Rating: ⭐⭐⭐ (new technique, much better results, promising research direction)
Making AI Do what we want
Chain of Verification
What it is: method for verifying truthfulness of LLM outputs
What’s new: The break each response into factors which are individually verified
What is it good for: the ability to verify factual outputs is useful for most alignment plans
rating: ⭐⭐⭐(new technique, much better results, promising research direction)
Cross Episodic Curriculum
What it is: improve learning with limited data
What’s new: by looking at data across RL episodes, they can improve policy training
What is it good for: making the best use of limited data reduces the chance of AI doing something wrong.
Rating: ⭐⭐
Constrained RLHF
What is it: a modification to RLHF to prevent overfitting
What’s new: They weight the Reward Model to make sure it is only used in the region where it is effect
What is it good for: Prevent Goodharting
Rating: ⭐⭐⭐⭐
AI Art
4d Gaussian Splattering
What is it: A method for converting a normal video into a “4d” movie you can view from any angle
What is the breakthrough: By using Gaussian Splattering, much better quality and speed than previous methods for doing this
What is it good for: Cool matrix-style shots. Video games probably.

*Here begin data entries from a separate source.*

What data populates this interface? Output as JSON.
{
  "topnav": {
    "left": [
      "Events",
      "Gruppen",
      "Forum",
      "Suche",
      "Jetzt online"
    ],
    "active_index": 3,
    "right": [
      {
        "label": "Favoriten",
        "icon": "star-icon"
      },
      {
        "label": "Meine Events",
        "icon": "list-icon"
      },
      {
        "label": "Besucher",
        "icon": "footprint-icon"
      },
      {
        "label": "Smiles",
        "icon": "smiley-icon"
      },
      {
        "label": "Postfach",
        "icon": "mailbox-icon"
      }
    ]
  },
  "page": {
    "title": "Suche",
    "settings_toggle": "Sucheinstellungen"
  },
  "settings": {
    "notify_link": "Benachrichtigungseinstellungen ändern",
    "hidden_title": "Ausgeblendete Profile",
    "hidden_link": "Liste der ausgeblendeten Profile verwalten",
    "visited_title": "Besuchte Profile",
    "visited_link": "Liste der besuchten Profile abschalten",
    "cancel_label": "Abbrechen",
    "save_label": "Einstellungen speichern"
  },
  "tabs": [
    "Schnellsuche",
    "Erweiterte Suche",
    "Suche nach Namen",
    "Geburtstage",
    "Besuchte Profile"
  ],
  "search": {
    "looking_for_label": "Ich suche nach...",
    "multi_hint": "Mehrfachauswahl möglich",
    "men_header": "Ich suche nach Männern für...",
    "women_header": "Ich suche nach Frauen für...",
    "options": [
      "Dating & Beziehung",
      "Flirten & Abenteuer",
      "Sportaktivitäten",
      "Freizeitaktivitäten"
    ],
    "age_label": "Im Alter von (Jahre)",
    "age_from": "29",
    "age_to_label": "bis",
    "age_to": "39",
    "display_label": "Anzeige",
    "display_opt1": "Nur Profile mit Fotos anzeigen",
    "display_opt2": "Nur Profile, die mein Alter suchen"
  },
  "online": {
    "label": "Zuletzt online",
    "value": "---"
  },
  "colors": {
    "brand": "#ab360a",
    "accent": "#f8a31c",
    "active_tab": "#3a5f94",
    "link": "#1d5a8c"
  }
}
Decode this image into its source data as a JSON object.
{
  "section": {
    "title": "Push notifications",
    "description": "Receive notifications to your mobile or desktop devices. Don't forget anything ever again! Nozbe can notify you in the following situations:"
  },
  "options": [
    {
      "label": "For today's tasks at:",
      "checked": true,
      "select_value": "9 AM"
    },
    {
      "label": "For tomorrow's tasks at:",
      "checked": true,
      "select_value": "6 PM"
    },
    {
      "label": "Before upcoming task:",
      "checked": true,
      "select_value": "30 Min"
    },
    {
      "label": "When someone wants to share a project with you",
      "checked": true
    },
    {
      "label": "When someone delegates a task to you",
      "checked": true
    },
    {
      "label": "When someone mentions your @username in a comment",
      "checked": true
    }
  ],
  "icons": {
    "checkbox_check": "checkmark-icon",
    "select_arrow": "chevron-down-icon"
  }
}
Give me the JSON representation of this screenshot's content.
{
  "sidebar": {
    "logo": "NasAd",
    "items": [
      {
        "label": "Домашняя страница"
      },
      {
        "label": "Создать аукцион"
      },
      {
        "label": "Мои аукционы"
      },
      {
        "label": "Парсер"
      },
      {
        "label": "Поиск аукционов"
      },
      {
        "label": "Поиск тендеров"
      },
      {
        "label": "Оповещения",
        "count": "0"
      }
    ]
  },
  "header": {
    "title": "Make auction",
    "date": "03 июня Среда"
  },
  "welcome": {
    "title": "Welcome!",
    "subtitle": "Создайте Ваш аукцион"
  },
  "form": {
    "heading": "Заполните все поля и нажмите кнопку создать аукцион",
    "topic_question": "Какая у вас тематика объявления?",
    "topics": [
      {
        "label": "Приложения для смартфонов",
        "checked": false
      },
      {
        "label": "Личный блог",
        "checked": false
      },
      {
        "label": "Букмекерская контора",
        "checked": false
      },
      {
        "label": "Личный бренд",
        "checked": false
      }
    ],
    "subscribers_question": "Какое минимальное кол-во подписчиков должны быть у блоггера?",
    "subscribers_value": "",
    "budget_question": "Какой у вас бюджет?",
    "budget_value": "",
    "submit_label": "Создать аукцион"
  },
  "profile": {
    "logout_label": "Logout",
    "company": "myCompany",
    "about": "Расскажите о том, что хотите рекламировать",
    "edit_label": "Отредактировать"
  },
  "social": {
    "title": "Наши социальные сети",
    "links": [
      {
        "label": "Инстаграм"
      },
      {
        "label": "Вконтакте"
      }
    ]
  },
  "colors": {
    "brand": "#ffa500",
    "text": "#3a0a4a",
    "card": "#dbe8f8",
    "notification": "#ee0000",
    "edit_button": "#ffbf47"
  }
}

Rating: ⭐⭐ (big leap in quality, but mostly an application of a known method to a new problem)
Kandinsky Deforum
What is it: Pretty movie generator
What is new: Deform is one of the OG AI video methods, this just applies it to a new model
What is it good for: making cool movies
Rating: ⭐
Ambient Diffusion
What is it: a way to avoid reproducing training images in diffusion models
what’s new: they mask the training images to prevent reproduction
what is it good for: reducing copyright concerns when using diffusion models.
Rating: ⭐⭐
MotionDetector
What is it: seperate motion+subject in text-to-video models
What’s new: they train a dual-path lora on an individual video to extract motion
What is it good for: Transfer the motion from one video to another
Rating: ⭐⭐⭐⭐
This is Not AI Alignment
GPT-4v 🔃 Dall-E 3 (https://twitter.com/conradgodfrey/status/1712564282167300226)
What is it: A fun graphic showing what happens when we repeatedly iterate complex systems.
What does it mean: There was a fun back-and-forth where it was speculated “this is how we die”, which was quickly refuted. I think this perfectly demonstrates the need for empiricism in AI Alignment.
GPT-4V vision Jailbreak
What is it: “secret” messages can be passed via image to deceive the user.
What does this mean: Everyone expected to find image jailbreaks. And we did. Good job everyone.